Paul Peter Rosen, MD: Happy Birthday, August 16th,

even if the post is late, the birthday congratulations are no less real. Travel and disease slowed me down, but I often think about you ; older sibling where are you, I wonder. I went to Aude in Languedoc, in southwestern France. Why not live there, I ask myself? It is off the beaten track and few Americans have found there way there. It is wild and ancient, with some of the great Upper Paleaolithic Caves and no less than Tautavel's Man's fossils. In the Middle Ages , a vile campaign, a blood-letting crusade occurred against the Cathars. Today it is peaceful, but the terrain has stories to tell. Now known for the vignoble, it was a kind of Arcadia where shepherds herded their flocks not many decades ago. Rough limestone and fields and fig trees growing wild; it is edenic, except in winter when the wild winds swirl down the precipitous slopes of the Pyrenees.
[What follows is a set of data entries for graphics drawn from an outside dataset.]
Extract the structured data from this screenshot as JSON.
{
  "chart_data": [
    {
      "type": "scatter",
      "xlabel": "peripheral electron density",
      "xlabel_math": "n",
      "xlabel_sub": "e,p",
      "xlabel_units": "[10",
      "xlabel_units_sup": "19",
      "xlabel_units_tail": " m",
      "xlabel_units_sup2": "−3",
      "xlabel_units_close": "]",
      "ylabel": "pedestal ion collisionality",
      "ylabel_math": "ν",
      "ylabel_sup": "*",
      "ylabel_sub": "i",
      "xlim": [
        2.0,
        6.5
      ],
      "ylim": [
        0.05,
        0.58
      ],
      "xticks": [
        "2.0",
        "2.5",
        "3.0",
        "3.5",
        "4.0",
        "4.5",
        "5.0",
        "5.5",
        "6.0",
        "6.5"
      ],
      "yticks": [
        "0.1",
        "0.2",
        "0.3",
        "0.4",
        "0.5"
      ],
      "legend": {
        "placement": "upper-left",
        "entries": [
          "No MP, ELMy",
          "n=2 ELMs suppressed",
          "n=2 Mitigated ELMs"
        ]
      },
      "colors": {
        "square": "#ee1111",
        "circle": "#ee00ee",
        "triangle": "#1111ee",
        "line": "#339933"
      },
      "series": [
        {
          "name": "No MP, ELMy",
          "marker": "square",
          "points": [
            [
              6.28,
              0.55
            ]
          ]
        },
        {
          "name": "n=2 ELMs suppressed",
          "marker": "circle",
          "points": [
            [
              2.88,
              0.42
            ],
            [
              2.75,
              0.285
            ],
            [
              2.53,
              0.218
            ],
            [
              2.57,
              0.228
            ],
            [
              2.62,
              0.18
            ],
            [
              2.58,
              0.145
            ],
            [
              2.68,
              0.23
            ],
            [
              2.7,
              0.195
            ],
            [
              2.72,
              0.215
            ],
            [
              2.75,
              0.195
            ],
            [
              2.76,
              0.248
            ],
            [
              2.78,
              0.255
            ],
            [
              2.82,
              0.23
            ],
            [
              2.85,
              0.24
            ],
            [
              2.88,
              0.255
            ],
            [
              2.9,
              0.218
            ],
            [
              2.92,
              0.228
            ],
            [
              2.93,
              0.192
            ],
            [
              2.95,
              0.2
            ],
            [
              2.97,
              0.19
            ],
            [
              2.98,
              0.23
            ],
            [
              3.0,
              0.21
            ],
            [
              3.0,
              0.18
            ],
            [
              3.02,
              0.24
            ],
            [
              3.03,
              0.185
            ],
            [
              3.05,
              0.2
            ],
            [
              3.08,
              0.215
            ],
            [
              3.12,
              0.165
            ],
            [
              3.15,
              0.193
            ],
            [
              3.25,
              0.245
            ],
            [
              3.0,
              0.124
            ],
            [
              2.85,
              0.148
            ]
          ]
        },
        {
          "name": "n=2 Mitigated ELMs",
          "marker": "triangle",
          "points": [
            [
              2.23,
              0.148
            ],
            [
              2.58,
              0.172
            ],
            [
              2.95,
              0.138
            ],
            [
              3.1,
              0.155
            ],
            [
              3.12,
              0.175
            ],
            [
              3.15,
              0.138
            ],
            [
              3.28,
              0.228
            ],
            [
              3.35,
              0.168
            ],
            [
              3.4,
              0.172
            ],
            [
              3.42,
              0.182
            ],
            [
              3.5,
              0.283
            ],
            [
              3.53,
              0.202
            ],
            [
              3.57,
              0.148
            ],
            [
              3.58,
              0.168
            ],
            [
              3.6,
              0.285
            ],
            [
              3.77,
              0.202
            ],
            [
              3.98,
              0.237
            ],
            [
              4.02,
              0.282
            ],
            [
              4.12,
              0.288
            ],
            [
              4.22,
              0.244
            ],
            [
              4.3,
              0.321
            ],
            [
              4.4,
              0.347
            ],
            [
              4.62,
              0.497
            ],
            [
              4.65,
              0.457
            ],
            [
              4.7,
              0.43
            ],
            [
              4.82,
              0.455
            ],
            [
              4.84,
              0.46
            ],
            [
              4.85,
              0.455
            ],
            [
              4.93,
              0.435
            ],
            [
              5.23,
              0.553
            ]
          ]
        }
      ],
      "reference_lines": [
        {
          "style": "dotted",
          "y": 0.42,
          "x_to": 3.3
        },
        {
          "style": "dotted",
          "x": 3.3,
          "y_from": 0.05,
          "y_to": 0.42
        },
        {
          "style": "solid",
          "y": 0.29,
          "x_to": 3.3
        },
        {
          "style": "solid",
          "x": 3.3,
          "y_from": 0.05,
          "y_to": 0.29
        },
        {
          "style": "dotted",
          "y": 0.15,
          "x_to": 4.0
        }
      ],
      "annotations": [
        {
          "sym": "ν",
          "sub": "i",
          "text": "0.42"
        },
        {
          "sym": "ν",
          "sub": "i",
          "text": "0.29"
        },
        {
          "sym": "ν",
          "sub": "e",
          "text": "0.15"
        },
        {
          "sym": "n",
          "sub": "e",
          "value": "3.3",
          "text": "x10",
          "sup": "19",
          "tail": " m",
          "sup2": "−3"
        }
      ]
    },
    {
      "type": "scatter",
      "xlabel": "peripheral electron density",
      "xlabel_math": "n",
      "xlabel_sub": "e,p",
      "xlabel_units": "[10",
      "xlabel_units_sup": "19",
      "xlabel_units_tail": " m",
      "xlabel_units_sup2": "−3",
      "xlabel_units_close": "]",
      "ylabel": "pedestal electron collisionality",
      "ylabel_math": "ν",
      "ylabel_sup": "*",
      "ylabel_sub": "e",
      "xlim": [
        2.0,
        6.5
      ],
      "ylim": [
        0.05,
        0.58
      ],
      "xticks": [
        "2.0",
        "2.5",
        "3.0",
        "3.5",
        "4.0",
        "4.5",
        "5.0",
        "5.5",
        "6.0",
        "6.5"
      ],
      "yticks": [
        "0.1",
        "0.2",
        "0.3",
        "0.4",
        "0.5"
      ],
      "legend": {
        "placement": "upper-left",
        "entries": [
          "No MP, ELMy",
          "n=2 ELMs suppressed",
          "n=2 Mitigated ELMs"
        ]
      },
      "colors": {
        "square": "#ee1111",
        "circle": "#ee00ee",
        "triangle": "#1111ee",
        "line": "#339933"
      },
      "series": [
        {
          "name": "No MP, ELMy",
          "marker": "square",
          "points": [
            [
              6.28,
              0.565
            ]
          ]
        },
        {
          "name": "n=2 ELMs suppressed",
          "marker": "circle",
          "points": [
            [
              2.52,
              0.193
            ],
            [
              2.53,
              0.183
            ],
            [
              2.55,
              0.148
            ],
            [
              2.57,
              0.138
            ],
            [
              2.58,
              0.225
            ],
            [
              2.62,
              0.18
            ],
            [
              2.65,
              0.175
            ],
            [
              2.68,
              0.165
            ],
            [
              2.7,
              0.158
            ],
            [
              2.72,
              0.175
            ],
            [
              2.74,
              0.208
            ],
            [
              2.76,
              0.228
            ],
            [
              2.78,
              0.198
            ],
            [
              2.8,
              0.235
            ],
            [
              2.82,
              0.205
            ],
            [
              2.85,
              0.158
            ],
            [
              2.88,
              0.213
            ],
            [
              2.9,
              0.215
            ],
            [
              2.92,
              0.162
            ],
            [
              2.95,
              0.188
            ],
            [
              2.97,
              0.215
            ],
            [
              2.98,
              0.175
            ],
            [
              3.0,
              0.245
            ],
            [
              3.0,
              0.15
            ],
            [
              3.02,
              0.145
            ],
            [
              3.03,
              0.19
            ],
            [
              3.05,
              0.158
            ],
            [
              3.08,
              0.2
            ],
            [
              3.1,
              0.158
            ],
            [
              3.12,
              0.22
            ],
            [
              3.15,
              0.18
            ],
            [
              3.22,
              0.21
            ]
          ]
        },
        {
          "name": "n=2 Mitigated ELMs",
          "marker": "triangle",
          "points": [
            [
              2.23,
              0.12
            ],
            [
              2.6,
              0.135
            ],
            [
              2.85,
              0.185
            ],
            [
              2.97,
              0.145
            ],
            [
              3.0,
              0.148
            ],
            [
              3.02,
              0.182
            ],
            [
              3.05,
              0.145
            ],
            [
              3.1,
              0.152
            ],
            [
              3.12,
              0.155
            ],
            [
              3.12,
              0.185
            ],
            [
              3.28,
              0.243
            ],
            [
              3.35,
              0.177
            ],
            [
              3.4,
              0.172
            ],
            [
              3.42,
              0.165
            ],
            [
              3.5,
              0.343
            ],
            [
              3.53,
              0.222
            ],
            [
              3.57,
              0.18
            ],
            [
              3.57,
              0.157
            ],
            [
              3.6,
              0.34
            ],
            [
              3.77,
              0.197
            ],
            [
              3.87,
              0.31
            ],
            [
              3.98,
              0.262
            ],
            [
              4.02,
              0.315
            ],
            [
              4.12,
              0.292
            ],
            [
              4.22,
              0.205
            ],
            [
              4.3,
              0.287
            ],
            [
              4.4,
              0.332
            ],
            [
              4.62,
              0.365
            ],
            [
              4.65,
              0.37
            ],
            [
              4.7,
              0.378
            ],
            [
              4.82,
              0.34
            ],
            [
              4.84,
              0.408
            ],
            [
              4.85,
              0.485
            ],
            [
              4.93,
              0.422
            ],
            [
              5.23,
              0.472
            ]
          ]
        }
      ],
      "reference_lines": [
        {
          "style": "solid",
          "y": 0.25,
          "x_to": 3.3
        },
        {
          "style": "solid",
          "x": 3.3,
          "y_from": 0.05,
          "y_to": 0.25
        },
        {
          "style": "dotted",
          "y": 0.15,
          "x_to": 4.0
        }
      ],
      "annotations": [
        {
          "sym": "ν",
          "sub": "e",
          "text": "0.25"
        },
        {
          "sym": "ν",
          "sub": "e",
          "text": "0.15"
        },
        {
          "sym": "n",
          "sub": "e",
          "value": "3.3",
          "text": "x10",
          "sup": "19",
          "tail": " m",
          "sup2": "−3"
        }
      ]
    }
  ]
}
picture 1. Paul Peter , "Peter," my brother with our mother and father, Beate Caspari Rosen and George Rosen, both MDs and my our father with more degrees

Picture 2. a field in the Aude approaching the Pyrenees
3. Susan Joan Rosen and her brother Paul Peter. He became a physician I became an art historian. His specialty, pathology. required visual expertise not unlike the expertise  of an art historian, which in fact he began to seriously specialize in when he began to collect Arfrican art. We are photographed here at 285 Riverside Drive, with our nature wonders, plants and animals. The creatures we are studying snapping turtles, which we captured as they were hatching from their eggs -so long ago at Garnet Lake in the Adirondacks, NY.